Eva Moreda-Rodríguez studied Classics, Piano Performance, Historical Musicology, and Media Studies in her native Spain before she started a Ph.D. at Royal Holloway College, University of London, in October 2006. Her doctoral research, supervised by Erik Levi, focuses on the role of the musical press in the shaping of musical aesthetics and ideology during the first decade of the Franco regime in Spain. Other interests include popular music and women composers.

Eunice Schroeder is a librarian at the University of California, Santa Barbara, where she serves as assistant head of the Arts Library, co-coordinator of humanities collections, and collection manager for music, classics, and German studies.

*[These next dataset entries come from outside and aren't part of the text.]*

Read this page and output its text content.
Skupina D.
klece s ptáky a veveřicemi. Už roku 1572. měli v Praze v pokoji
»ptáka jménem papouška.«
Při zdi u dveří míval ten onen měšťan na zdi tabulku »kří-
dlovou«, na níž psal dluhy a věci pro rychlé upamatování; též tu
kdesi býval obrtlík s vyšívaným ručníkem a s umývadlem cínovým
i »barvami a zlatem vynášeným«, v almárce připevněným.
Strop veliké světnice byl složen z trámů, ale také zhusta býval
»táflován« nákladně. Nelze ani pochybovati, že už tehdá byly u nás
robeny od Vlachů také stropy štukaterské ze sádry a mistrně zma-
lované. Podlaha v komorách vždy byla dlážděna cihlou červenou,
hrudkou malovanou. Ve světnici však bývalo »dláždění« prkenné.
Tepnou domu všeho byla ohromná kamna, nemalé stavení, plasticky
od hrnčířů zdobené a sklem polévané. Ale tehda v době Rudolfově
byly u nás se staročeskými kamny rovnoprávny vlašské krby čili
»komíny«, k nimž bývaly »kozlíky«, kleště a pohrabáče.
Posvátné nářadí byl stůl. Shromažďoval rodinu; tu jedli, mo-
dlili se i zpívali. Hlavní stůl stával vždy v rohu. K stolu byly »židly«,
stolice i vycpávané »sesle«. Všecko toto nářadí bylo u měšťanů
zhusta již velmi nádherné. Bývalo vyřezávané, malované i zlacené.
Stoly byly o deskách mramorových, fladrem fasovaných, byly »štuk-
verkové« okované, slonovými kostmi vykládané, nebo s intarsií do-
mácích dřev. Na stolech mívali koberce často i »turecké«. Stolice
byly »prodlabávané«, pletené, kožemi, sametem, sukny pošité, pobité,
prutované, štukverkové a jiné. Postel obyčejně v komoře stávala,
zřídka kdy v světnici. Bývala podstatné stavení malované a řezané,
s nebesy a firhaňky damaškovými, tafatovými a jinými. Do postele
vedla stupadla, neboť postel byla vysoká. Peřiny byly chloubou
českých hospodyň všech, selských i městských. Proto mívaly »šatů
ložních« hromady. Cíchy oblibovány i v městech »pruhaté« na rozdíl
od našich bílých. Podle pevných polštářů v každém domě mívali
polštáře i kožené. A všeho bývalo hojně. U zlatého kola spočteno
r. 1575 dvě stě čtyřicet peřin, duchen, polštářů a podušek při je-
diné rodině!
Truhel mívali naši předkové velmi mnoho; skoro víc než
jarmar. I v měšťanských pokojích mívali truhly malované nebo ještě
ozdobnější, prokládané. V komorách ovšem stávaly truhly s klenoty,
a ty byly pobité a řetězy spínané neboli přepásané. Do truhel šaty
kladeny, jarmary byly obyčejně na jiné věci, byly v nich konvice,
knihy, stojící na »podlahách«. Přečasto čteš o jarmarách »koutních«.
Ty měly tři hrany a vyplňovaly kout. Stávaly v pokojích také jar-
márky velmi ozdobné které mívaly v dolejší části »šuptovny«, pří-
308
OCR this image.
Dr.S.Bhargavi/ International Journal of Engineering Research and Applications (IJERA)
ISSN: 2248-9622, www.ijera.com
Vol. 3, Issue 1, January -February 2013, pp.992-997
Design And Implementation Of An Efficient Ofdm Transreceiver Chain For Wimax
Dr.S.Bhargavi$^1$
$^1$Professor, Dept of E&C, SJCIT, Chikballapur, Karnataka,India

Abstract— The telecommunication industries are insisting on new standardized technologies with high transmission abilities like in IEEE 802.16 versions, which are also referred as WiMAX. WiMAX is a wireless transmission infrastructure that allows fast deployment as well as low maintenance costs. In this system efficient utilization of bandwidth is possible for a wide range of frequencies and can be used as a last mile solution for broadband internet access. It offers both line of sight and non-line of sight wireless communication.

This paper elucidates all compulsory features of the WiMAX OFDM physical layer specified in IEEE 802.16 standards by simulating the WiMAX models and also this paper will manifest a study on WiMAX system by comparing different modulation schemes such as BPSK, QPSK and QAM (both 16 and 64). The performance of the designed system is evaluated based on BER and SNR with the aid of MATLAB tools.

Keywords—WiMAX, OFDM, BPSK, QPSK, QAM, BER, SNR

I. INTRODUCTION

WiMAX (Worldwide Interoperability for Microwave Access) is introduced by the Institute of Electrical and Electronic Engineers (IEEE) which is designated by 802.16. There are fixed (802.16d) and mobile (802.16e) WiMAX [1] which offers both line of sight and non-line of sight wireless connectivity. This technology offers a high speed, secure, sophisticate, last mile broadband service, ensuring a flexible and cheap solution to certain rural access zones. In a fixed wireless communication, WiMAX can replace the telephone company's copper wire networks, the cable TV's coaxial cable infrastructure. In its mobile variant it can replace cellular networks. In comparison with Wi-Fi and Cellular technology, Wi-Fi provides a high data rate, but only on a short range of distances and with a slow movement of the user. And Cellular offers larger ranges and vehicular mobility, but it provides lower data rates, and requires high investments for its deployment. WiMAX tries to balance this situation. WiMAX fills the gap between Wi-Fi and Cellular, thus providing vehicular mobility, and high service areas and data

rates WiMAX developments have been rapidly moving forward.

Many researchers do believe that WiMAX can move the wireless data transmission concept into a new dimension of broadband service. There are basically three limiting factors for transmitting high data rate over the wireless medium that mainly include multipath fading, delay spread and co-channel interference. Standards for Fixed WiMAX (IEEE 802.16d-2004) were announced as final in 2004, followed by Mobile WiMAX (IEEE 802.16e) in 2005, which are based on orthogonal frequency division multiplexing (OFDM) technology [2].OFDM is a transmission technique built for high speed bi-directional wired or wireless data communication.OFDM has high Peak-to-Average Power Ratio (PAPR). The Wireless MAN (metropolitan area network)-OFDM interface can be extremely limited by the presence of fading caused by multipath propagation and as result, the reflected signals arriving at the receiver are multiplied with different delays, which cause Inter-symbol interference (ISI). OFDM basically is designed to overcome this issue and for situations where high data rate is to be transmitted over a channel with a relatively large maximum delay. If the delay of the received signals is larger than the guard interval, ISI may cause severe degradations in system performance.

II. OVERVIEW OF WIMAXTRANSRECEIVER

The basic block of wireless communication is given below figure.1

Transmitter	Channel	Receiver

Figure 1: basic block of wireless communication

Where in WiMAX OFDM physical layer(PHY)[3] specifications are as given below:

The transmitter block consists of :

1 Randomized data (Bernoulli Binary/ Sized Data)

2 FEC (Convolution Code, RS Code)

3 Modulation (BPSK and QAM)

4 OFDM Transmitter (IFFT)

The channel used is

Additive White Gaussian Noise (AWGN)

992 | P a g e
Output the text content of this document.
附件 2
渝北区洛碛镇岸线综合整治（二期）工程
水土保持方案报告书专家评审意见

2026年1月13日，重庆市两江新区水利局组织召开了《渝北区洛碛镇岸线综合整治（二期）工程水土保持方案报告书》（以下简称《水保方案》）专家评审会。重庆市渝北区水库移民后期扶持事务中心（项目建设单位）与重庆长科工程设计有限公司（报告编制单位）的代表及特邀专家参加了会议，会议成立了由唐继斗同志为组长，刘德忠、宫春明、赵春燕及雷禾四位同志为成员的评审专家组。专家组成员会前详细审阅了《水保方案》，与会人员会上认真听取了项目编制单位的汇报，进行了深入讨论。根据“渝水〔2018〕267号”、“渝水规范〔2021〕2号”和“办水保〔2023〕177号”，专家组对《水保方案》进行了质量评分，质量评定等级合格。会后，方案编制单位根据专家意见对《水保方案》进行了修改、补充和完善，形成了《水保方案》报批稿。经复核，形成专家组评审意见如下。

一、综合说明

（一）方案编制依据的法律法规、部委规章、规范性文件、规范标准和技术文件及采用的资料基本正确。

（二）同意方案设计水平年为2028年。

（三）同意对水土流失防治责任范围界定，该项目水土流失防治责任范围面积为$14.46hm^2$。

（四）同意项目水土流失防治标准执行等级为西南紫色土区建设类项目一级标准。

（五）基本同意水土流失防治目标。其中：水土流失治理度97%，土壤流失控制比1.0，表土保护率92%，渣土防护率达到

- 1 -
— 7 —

She has a Ph.D. in Musicology from Stanford University, M.L.S. from University of Tennessee, and B.M. (piano performance) from Valparaiso University. Before coming to Santa Barbara she was Music Librarian at Lawrence University in Appleton, Wisconsin. She currently serves on the executive board of the Music Library Association. She has published articles and reviews in various musicology and librarianship journals.

Stefan Strötgen studied business administration at the University of Cologne and musicology, business administration, and linguistics at the Rheinische Friedrich Wilhelms Universität Bonn. His masters thesis, entitled “The Soundtrack of the ‘Hitlerfilm’—Musical Staging Strategies in Leni Riefenstahl’s Triumph of the Will,” dealt with the topic of this article. Currently he is giving talks on this subject and is working on his doctoral dissertation with the working title “Audio Branding – Music and Sound as an Element of Brand Communication.”